今回は『読んで学べるADHDのペアレントトレーニング』を参考にしています。この本は、ADHD(落ち着かない、衝動的)の子どもを育てる親だけではなく、子どもの行動にストレスを抱える親にとって役に立つ解決法が紹介されています。本書には、対象年齢は2歳~12歳と記されていますが、子どもの発達段階や対応方法によっては高齢児でも活用できるものもあると考えられます。
本書には、子どもの行動を変えるための方法が示されています。これまでに、大人の言動を変えることで子どもの行動が変わっていくことや、その鍵となるのが注目であると言う事、子どもの行動を変えるための第1ステップとして、子どもの行動を分類することが大切であることに触れました。今回は、分類した好ましい行動に対しては肯定的な注目が必要であることについてを学んでいきたいと思います。
プロセスをほめる
本書では『多くの親は何かの課題をやり終えた時にだけほめる傾向があるが、結果ではなくプロセスをほめることが重要である』と指摘しています。課題が終えた時のみをほめるようになると、それは完璧を求めることと同じことになり、完璧は子どもにとって現実とかけ離れた基準になると説明されています。
プロセスをほめることが大切であることは、大人でも同様だと思います。例えば仕事で期間1年のプロジェクトに取り組んでいる時、その過程で1年中誰からも励まされたり、ほめられたり、努力の姿勢に気付いてもらう事ができなかったらやる気の維持は難しいかもしれません。しかし同じプロジェクトのメンバーが、その人の工夫や姿勢、努力に気付いて声掛けができれば、心が満たされたり、これからも頑張ろうと思い直すことができるのではないかと思います。
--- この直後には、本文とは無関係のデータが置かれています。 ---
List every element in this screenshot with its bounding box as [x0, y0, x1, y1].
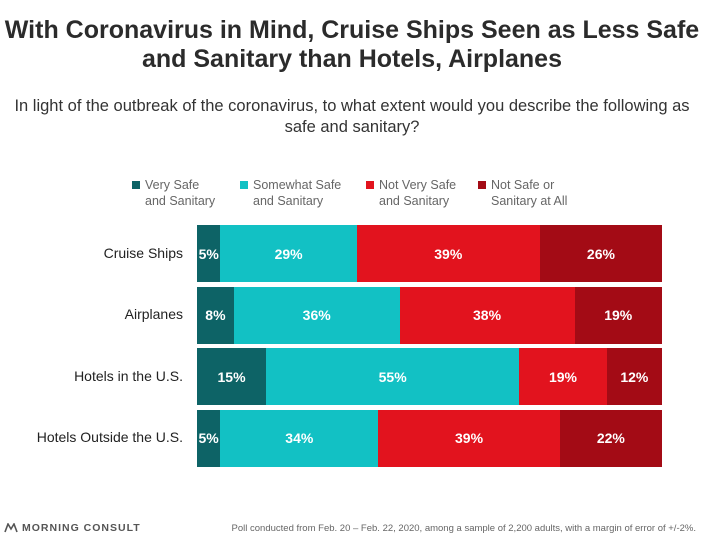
bar-segment: 19%	[574, 286, 662, 344]
legend-label-line1: Not Safe or	[491, 178, 555, 192]
brand: MORNING CONSULT	[4, 522, 141, 534]
legend-label-line2: and Sanitary	[253, 194, 324, 208]
data-label: 15%	[217, 368, 246, 385]
legend-label: Not Safe or Sanitary at All	[491, 177, 567, 209]
chart-title: With Coronavirus in Mind, Cruise Ships S…	[4, 16, 700, 73]
legend-label: Not Very Safe and Sanitary	[379, 177, 456, 209]
bar-segment: 5%	[197, 409, 221, 467]
bar-segment: 8%	[197, 286, 234, 344]
bar-segment: 29%	[220, 225, 357, 282]
category-label: Cruise Ships	[103, 244, 183, 261]
bar-segment: 34%	[220, 409, 379, 467]
footnote: Poll conducted from Feb. 20 – Feb. 22, 2…	[231, 523, 696, 534]
data-label: 39%	[434, 245, 463, 262]
data-label: 29%	[274, 245, 303, 262]
bar-segment: 15%	[197, 348, 267, 405]
data-label: 8%	[205, 307, 226, 323]
bar-segment: 12%	[606, 348, 662, 405]
bar-segment: 26%	[539, 225, 662, 282]
bar-segment: 19%	[519, 348, 607, 405]
data-label: 36%	[302, 307, 331, 323]
data-label: 5%	[198, 245, 219, 262]
legend-label-line1: Not Very Safe	[379, 178, 457, 192]
brand-name: MORNING CONSULT	[22, 522, 141, 534]
data-label: 19%	[548, 368, 578, 385]
data-label: 5%	[198, 430, 219, 446]
data-label: 19%	[604, 307, 633, 323]
legend-label-line1: Somewhat Safe	[253, 178, 342, 192]
data-label: 38%	[473, 307, 502, 323]
bar-segment: 36%	[233, 286, 400, 344]
bar-segment: 39%	[378, 409, 560, 467]
category-label: Airplanes	[124, 306, 183, 322]
data-label: 39%	[455, 430, 484, 446]
chart-subtitle: In light of the outbreak of the coronavi…	[14, 97, 690, 136]
data-label: 55%	[378, 368, 407, 385]
legend-label-line1: Very Safe	[145, 178, 200, 192]
bar-segment: 5%	[197, 225, 221, 282]
legend-swatch	[240, 181, 248, 189]
legend-swatch	[132, 181, 140, 189]
bar-segment: 39%	[356, 225, 540, 282]
data-label: 34%	[285, 430, 314, 446]
data-label: 26%	[586, 245, 615, 262]
data-label: 12%	[620, 368, 649, 385]
legend-label-line2: and Sanitary	[379, 194, 450, 208]
category-label: Hotels in the U.S.	[74, 367, 183, 384]
data-label: 22%	[596, 430, 625, 446]
legend-label: Somewhat Safe and Sanitary	[253, 177, 341, 209]
legend-label-line2: and Sanitary	[145, 194, 216, 208]
morning-consult-logo-icon	[4, 523, 18, 533]
bar-segment: 55%	[266, 348, 520, 405]
legend-swatch	[478, 181, 486, 189]
bar-segment: 22%	[559, 409, 662, 467]
legend-label: Very Safe and Sanitary	[145, 177, 215, 209]
legend-swatch	[366, 181, 374, 189]
bar-segment: 38%	[399, 286, 575, 344]
legend-label-line2: Sanitary at All	[491, 194, 568, 208]
category-label: Hotels Outside the U.S.	[36, 429, 183, 445]
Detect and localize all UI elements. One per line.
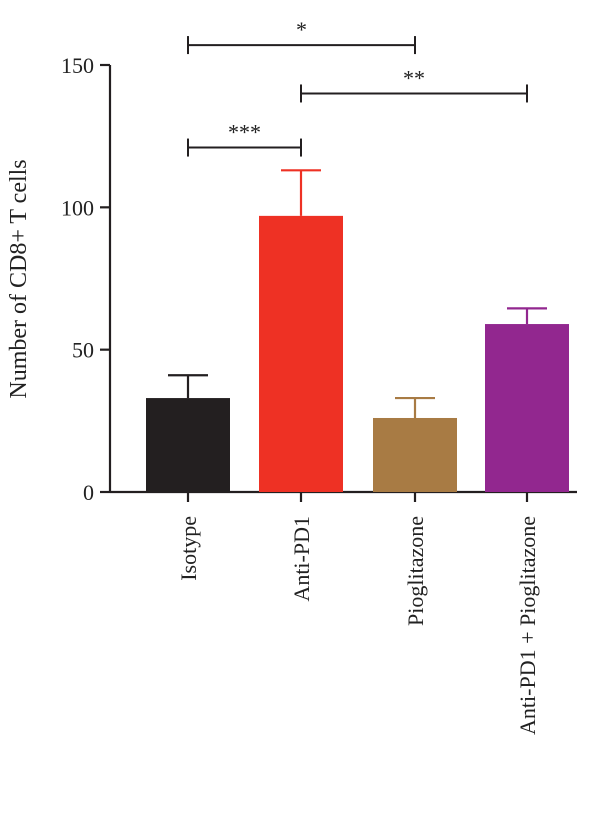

子どものプロセスをほめることは、子どもを励まし、人として尊重し、子どものことを大切に想って見守っていて、勇気づけ、心を満たすことに繋がるのではないかと思います。
子どもをほめるタイミング
プロセスとはどのようなことを言うかについては、本書で次のように説明されています。
【状況1】あなたがしてほしい行動をはじめたとき
(朝、パジャマを脱ぎはじめる)
【状況2】多少まちがっていても、してほしい行動をしようとしているとき
(靴を反対の足にはこうとしている)
【状況3】してほしい行動をしているとき
(宿題に取り組んでいるとき)
【状況4】指示にすぐ従っているとき
(「もう寝る時間よ」と言われ、寝室へ向かっているとき)
【状況5】自分からはじめているとき―自発的にするとき
(なにも言ったりしていないのに、部屋をかたづけたり、ゲームをかたづける)
【状況6】ほかの子どもと上手に遊んだり、一緒にゆずり合っているとき
(読む、書く、描く、ブロックで何かをつくる)
【状況7】してほしくないと思うことと反対のことをしている
(叫ばないで、静かな声で言う)
この状況リストを見て、私は状況1~7までに留意して子どもを見たことがなかったです。と言うか、子どものネガティブな行動に着目しすぎていて、肯定的なまなざしで子どもを見ていなかったので、今後はプロセスを意識して、子どもを見つめていきたいと思いました。
ほめることを習慣にするために
本書では、ほめたことをノートに記入して習慣化することを勧めています。①時間、②子どもの好ましい行動、③どうほめたかについてをリスト化し、1ページの半分は埋めることを勧めています。
ほめ続けるとどうなる?
子どもをほめ続けると、ほめている行動は増えていき、子どもは気分がよくなり認められているように感じ、また他の事でも協力し始め、大人も気分が良くなりお互いの関係が良くなると説明されています。
むすび
今回は、プロセスに着目して子どもをほめること、ほめることを習慣化させることの大切さを学びました。私達は注意をされる/することに慣れ、日常的にほめる習慣は中々身に付いていないのではないかと思います。肯定的な注目と、それを言葉で伝えることを習慣化させるために、意識をしていきたいと思いました。